In the years that followed, not much else was said about my announcement--there was a question, asked by my mother over pizza, and a discussion between the two of them about whether or not Mitt Romney was a "bully" for cutting the hair of a gay classmate--but the news ultimately fell away into the chasm of silence where my parents stored all news, good or bad.

What I didn't understand or fully appreciate at the time, though, was that this one act on my part, done so deliberately to better my own life, had also done something for my parents. Even though they have never said anything more about my sexual orientation, the gulf that had always existed between us--because of my doubt, because of their silence--closed...not fully, but enough that we could now begin to see each other as the people we were and are. In the months afterwards, my dad and I spoke more easily and in more than just monosyllabic groans and with tortured shrugs. We joked around, usually about politics (and occasionally about my mother, who always seemed to overhear), talked about each other's jobs, and began biking and hiking with mom. And in maybe the most awkward moment of my life, he sat down with me and watched a Kathy Griffin stand-up routine on BRAVO--a noble attempt on his part to give "gay-friendly" TV a try and cross that divide between us, but after roughly 10 minutes of coarse, uncensored vagina jokes, we both silently realized there was a limit to that, as well.

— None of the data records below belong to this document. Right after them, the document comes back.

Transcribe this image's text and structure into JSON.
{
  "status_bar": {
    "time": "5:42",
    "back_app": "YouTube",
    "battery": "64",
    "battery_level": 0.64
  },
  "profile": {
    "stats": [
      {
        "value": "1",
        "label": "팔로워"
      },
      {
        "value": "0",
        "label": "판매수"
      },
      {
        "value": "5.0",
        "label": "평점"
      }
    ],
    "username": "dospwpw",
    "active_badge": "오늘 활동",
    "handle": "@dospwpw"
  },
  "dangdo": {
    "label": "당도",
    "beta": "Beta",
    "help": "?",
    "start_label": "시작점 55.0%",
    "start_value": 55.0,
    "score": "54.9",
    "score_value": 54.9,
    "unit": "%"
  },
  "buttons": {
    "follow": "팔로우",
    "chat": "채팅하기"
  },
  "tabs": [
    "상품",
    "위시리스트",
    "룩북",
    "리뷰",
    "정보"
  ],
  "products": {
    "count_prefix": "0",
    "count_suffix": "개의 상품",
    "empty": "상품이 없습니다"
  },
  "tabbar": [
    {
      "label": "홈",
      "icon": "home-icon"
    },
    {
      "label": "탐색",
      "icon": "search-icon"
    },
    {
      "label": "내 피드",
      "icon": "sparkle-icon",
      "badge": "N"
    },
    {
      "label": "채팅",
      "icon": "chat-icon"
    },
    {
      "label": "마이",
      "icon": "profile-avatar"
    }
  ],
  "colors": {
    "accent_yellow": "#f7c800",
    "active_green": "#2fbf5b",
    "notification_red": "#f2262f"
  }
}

It's only been in the years since, as I've read more and more about LGBT history and issues, and as the attention paid to those issues has gone mainstream, that I realize just how significant coming out to my parents was. Sure, they're only two people, and they may have not felt too strongly one way or the other to begin with--I've still never asked, and I don't plan to any time soon--but they're also my parents, they're good parents, and they had a right to know this important fact about their son, regardless of my own doubts and insecurities. And it's because so many other gay people feel this same way that public opinion on gay rights has begun to change; there are just as many gay people as there were decades and even centuries ago, but because we live in a more open society, people are starting to realize just how many gay people they know. They work with gay people, are friends with them, have gay sisters and brothers, sons and daughters, fathers and mothers; they encounter gay people in their daily lives--as doctors, nurses, cashiers, bankers, teachers, soldiers, elected officials--and understand what they didn't before:  when you hate people for their sexual orientation, for who they love, you hate those closest to you. It's easy to hate a group of people when no one from that group is around; it's harder when they live openly in your community, and even harder still when they're your own flesh and blood.

That doesn't mean that people don't still try. Bullying is a major issue in schools, a vast majority of states and countries still don't have gay marriage, you can still lose your job in certain places because of your sexual orientation, and LGBT teens are still being abused and kicked out of their homes for who they are. And as much as I love and appreciate my parents, and as warm and accepting have been about me, there's still that small, nagging voice in the back of my head saying, "Just wait." I can't predict the future, even one involving my often predictable mother and father, but just being myself allows me to debunk people's expectations and preconceived notions. It's a small battle, often waged in living rooms and kitchens across the country--across generations--between a handful of people. But these battles are slowly being won, peacefully, and with the best of outcomes...and someday, hopefully soon, we will live in a society so progressive in its attitude towards gay rights and gay people that books like the ones written by John Corvino--a serious book that debunks seriously-held misconceptions about gay men and women--will seem like awful relics of an era that is long and thankfully gone.


*Thankfully, I am far less stereotypical as a gay adult, though not by much.